The thriving demand for Toronto condos in the past decade has been fueled by the scarcity of downtown land, historically low interest rates, and the growing desire to live near work and entertainment. Many building developers are targeting young professionals, who are looking for their first place near the TTC, nightlife and other entertainment hotspots.
It’s not just the young professionals though. As average housing prices increased, condo ownership began to rise and diversify (see chart below). According to Toronto Life, “only 20% of condo owners in Toronto are under 35. Roughly a quarter are seniors, and the rest, about 55%, are in their 30s, 40s and 50s, well into their child-rearing years”.
Furthermore, according to Urbanation, homeowners in Toronto are facing rapidly rising prices for ground level housing and are driving up demand in Toronto’s condominium market, as buyers are increasingly looking for larger units.
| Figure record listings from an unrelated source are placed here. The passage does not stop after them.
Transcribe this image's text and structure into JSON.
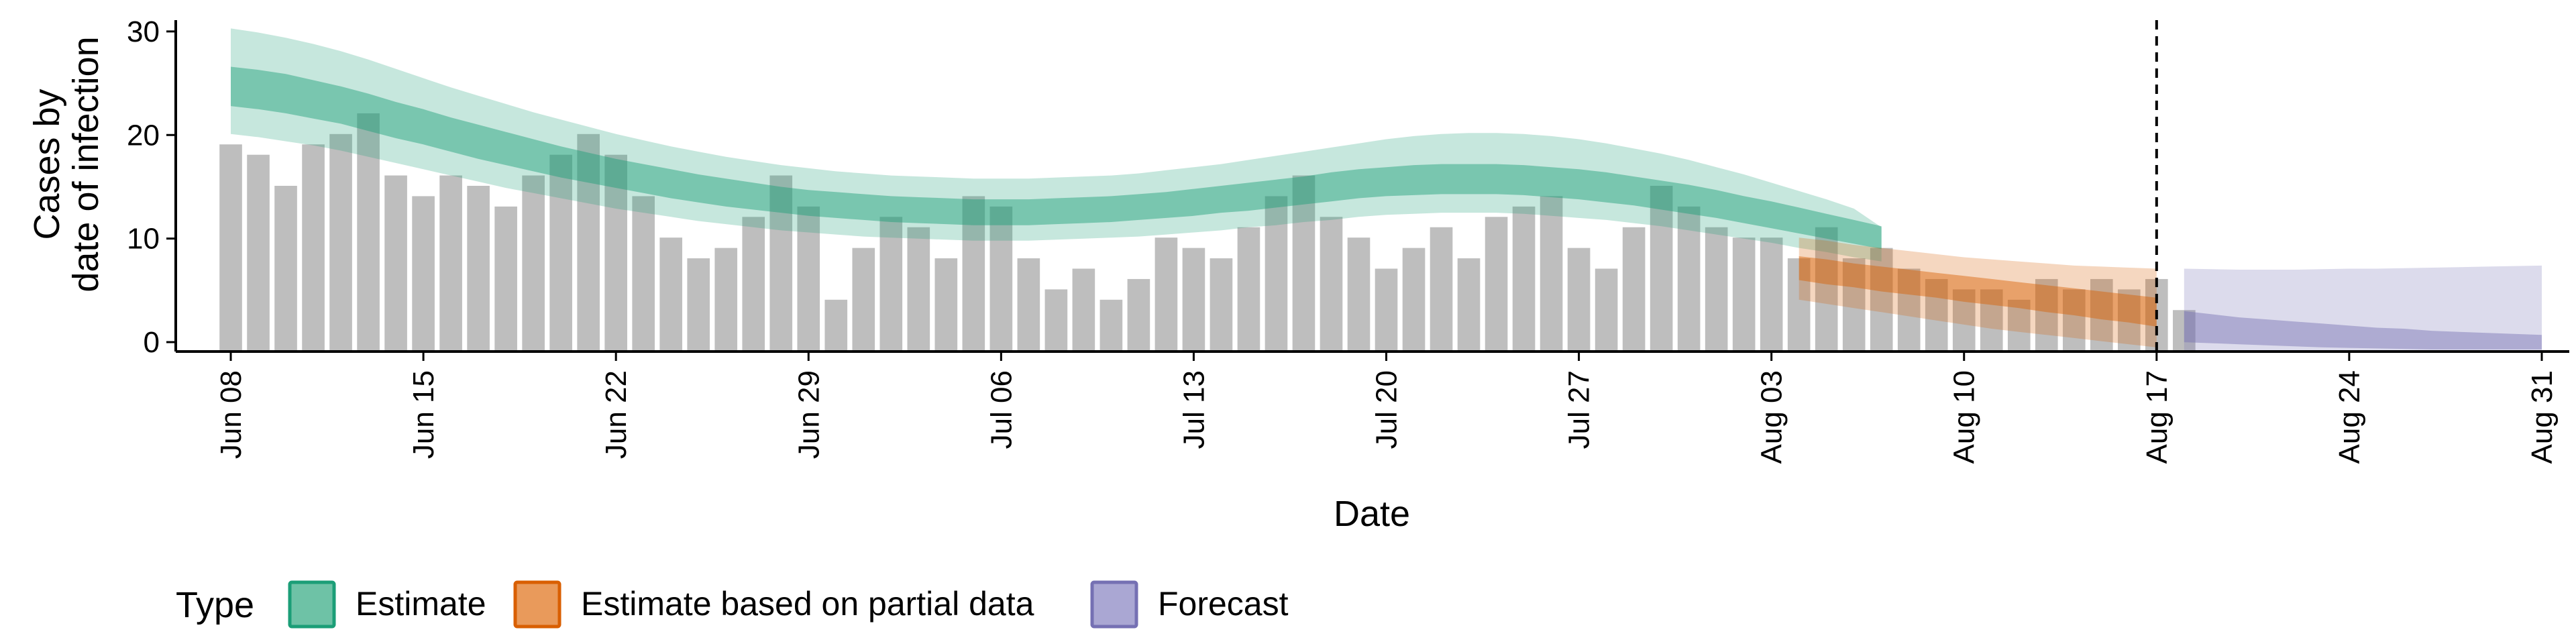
{
  "chart_data": {
    "type": "bar",
    "xlabel": "Date",
    "ylabel_lines": [
      "Cases by",
      "date of infection"
    ],
    "ylim": [
      0,
      32
    ],
    "yticks": [
      0,
      10,
      20,
      30
    ],
    "x_date_range": [
      "2020-06-06",
      "2020-09-01"
    ],
    "xticks": [
      {
        "date": "2020-06-08",
        "label": "Jun 08"
      },
      {
        "date": "2020-06-15",
        "label": "Jun 15"
      },
      {
        "date": "2020-06-22",
        "label": "Jun 22"
      },
      {
        "date": "2020-06-29",
        "label": "Jun 29"
      },
      {
        "date": "2020-07-06",
        "label": "Jul 06"
      },
      {
        "date": "2020-07-13",
        "label": "Jul 13"
      },
      {
        "date": "2020-07-20",
        "label": "Jul 20"
      },
      {
        "date": "2020-07-27",
        "label": "Jul 27"
      },
      {
        "date": "2020-08-03",
        "label": "Aug 03"
      },
      {
        "date": "2020-08-10",
        "label": "Aug 10"
      },
      {
        "date": "2020-08-17",
        "label": "Aug 17"
      },
      {
        "date": "2020-08-24",
        "label": "Aug 24"
      },
      {
        "date": "2020-08-31",
        "label": "Aug 31"
      }
    ],
    "grid": false,
    "reported_cases": {
      "start_date": "2020-06-08",
      "values": [
        20,
        19,
        16,
        20,
        21,
        23,
        17,
        15,
        17,
        16,
        14,
        17,
        19,
        21,
        19,
        15,
        11,
        9,
        10,
        13,
        17,
        14,
        5,
        10,
        13,
        12,
        9,
        15,
        14,
        9,
        6,
        8,
        5,
        7,
        11,
        10,
        9,
        12,
        15,
        17,
        13,
        11,
        8,
        10,
        12,
        9,
        13,
        14,
        15,
        10,
        8,
        12,
        16,
        14,
        12,
        11,
        11,
        9,
        12,
        9,
        10,
        8,
        7,
        6,
        6,
        5,
        7,
        6,
        7,
        6,
        7,
        4
      ],
      "color": "#bebebe"
    },
    "series": [
      {
        "name": "Estimate",
        "color": "#1b9e77",
        "start_date": "2020-06-08",
        "median": [
          25.5,
          25.2,
          24.8,
          24.3,
          23.7,
          23.0,
          22.3,
          21.6,
          20.9,
          20.2,
          19.5,
          18.9,
          18.3,
          17.7,
          17.2,
          16.7,
          16.2,
          15.8,
          15.4,
          15.0,
          14.7,
          14.4,
          14.2,
          14.0,
          13.8,
          13.7,
          13.6,
          13.5,
          13.5,
          13.5,
          13.6,
          13.7,
          13.8,
          14.0,
          14.2,
          14.4,
          14.7,
          15.0,
          15.3,
          15.6,
          15.9,
          16.2,
          16.4,
          16.5,
          16.6,
          16.6,
          16.6,
          16.5,
          16.3,
          16.1,
          15.8,
          15.5,
          15.1,
          14.7,
          14.2,
          13.7,
          13.2,
          12.6,
          12.1,
          11.5,
          11.0
        ],
        "inner": {
          "lower": [
            23.7,
            23.4,
            23.0,
            22.5,
            22.0,
            21.3,
            20.6,
            20.0,
            19.3,
            18.6,
            18.0,
            17.4,
            16.8,
            16.3,
            15.8,
            15.3,
            14.8,
            14.4,
            14.0,
            13.7,
            13.4,
            13.1,
            12.9,
            12.7,
            12.5,
            12.4,
            12.3,
            12.2,
            12.2,
            12.2,
            12.3,
            12.4,
            12.5,
            12.7,
            12.9,
            13.1,
            13.4,
            13.6,
            13.9,
            14.2,
            14.5,
            14.8,
            15.0,
            15.1,
            15.2,
            15.2,
            15.2,
            15.1,
            14.9,
            14.7,
            14.4,
            14.1,
            13.7,
            13.3,
            12.9,
            12.4,
            11.9,
            11.4,
            10.9,
            10.4,
            9.9
          ],
          "upper": [
            27.5,
            27.2,
            26.8,
            26.2,
            25.6,
            24.9,
            24.1,
            23.4,
            22.6,
            21.9,
            21.2,
            20.5,
            19.8,
            19.2,
            18.6,
            18.1,
            17.6,
            17.1,
            16.7,
            16.3,
            15.9,
            15.6,
            15.4,
            15.2,
            15.0,
            14.9,
            14.8,
            14.7,
            14.7,
            14.7,
            14.8,
            14.9,
            15.0,
            15.2,
            15.4,
            15.7,
            16.0,
            16.3,
            16.6,
            16.9,
            17.3,
            17.6,
            17.8,
            18.0,
            18.1,
            18.1,
            18.1,
            18.0,
            17.8,
            17.6,
            17.3,
            16.9,
            16.5,
            16.1,
            15.6,
            15.0,
            14.5,
            13.9,
            13.3,
            12.7,
            12.1
          ]
        },
        "outer": {
          "lower": [
            21.0,
            20.7,
            20.3,
            19.9,
            19.4,
            18.8,
            18.2,
            17.6,
            17.0,
            16.4,
            15.8,
            15.3,
            14.8,
            14.3,
            13.8,
            13.4,
            13.0,
            12.6,
            12.3,
            12.0,
            11.7,
            11.5,
            11.3,
            11.1,
            11.0,
            10.9,
            10.8,
            10.7,
            10.7,
            10.7,
            10.8,
            10.9,
            11.0,
            11.1,
            11.3,
            11.5,
            11.7,
            12.0,
            12.2,
            12.5,
            12.7,
            13.0,
            13.2,
            13.3,
            13.4,
            13.4,
            13.4,
            13.3,
            13.1,
            12.9,
            12.7,
            12.4,
            12.1,
            11.7,
            11.3,
            10.9,
            10.5,
            10.0,
            9.6,
            9.1,
            8.7
          ],
          "upper": [
            31.2,
            30.8,
            30.3,
            29.7,
            29.0,
            28.2,
            27.3,
            26.4,
            25.5,
            24.7,
            23.9,
            23.1,
            22.4,
            21.7,
            21.0,
            20.4,
            19.8,
            19.3,
            18.8,
            18.4,
            18.0,
            17.7,
            17.4,
            17.2,
            17.0,
            16.9,
            16.8,
            16.7,
            16.7,
            16.7,
            16.8,
            16.9,
            17.0,
            17.2,
            17.5,
            17.8,
            18.1,
            18.5,
            18.9,
            19.3,
            19.7,
            20.1,
            20.5,
            20.8,
            21.0,
            21.1,
            21.1,
            21.0,
            20.8,
            20.5,
            20.1,
            19.6,
            19.1,
            18.5,
            17.8,
            17.1,
            16.3,
            15.5,
            14.7,
            13.8,
            12.0
          ]
        }
      },
      {
        "name": "Estimate based on partial data",
        "color": "#d95f02",
        "start_date": "2020-08-04",
        "median": [
          7.8,
          7.4,
          7.1,
          6.8,
          6.5,
          6.2,
          5.9,
          5.6,
          5.3,
          5.0,
          4.7,
          4.4,
          4.1,
          3.8
        ],
        "inner": {
          "lower": [
            6.9,
            6.5,
            6.2,
            5.8,
            5.5,
            5.2,
            4.8,
            4.5,
            4.2,
            3.8,
            3.5,
            3.1,
            2.8,
            2.4
          ],
          "upper": [
            9.2,
            8.9,
            8.5,
            8.2,
            7.9,
            7.6,
            7.3,
            7.0,
            6.7,
            6.4,
            6.1,
            5.8,
            5.5,
            5.2
          ]
        },
        "outer": {
          "lower": [
            5.0,
            4.6,
            4.2,
            3.8,
            3.4,
            3.0,
            2.6,
            2.2,
            1.9,
            1.6,
            1.3,
            1.0,
            0.7,
            0.4
          ],
          "upper": [
            11.0,
            10.7,
            10.3,
            10.0,
            9.7,
            9.4,
            9.1,
            8.9,
            8.7,
            8.5,
            8.3,
            8.2,
            8.1,
            8.0
          ]
        }
      },
      {
        "name": "Forecast",
        "color": "#7570b3",
        "start_date": "2020-08-18",
        "median": [
          2.3,
          2.2,
          2.1,
          2.0,
          1.9,
          1.8,
          1.7,
          1.6,
          1.5,
          1.4,
          1.35,
          1.3,
          1.25,
          1.2
        ],
        "inner": {
          "lower": [
            0.9,
            0.8,
            0.7,
            0.6,
            0.5,
            0.4,
            0.35,
            0.3,
            0.25,
            0.2,
            0.2,
            0.2,
            0.2,
            0.2
          ],
          "upper": [
            3.9,
            3.6,
            3.3,
            3.1,
            2.9,
            2.7,
            2.5,
            2.3,
            2.2,
            2.0,
            1.9,
            1.8,
            1.7,
            1.6
          ]
        },
        "outer": {
          "lower": [
            0.0,
            0.0,
            0.0,
            0.0,
            0.0,
            0.0,
            0.0,
            0.0,
            0.0,
            0.0,
            0.0,
            0.0,
            0.0,
            0.0
          ],
          "upper": [
            8.0,
            7.95,
            7.9,
            7.9,
            7.9,
            7.95,
            8.0,
            8.0,
            8.05,
            8.1,
            8.15,
            8.2,
            8.25,
            8.3
          ]
        }
      }
    ],
    "vline": {
      "date": "2020-08-17",
      "style": "dashed"
    },
    "legend": {
      "title": "Type",
      "position": "bottom-left",
      "items": [
        "Estimate",
        "Estimate based on partial data",
        "Forecast"
      ]
    }
  }
}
Shaun Hildebrand, VP of Urbanation, said “with not a lot of supply of these [larger] units in the resale market, new condos have seen rising demand, which is leading developers to shift strategies and include more two-bedroom and three-bedroom units”. These two or three bedroom units are often priced at a premium; some even occupied by 4 or 5 students who have pooled their money together.
Sales & Average Price by Condos October 2016
This chart shows the sales and average price by condos in October 2016 and year-over-year percent change from the same month last year. A 12.5% rise in total average price did not deter home buyers from purchasing condos, with an increase of 22.2% in total sales when compared to 2015.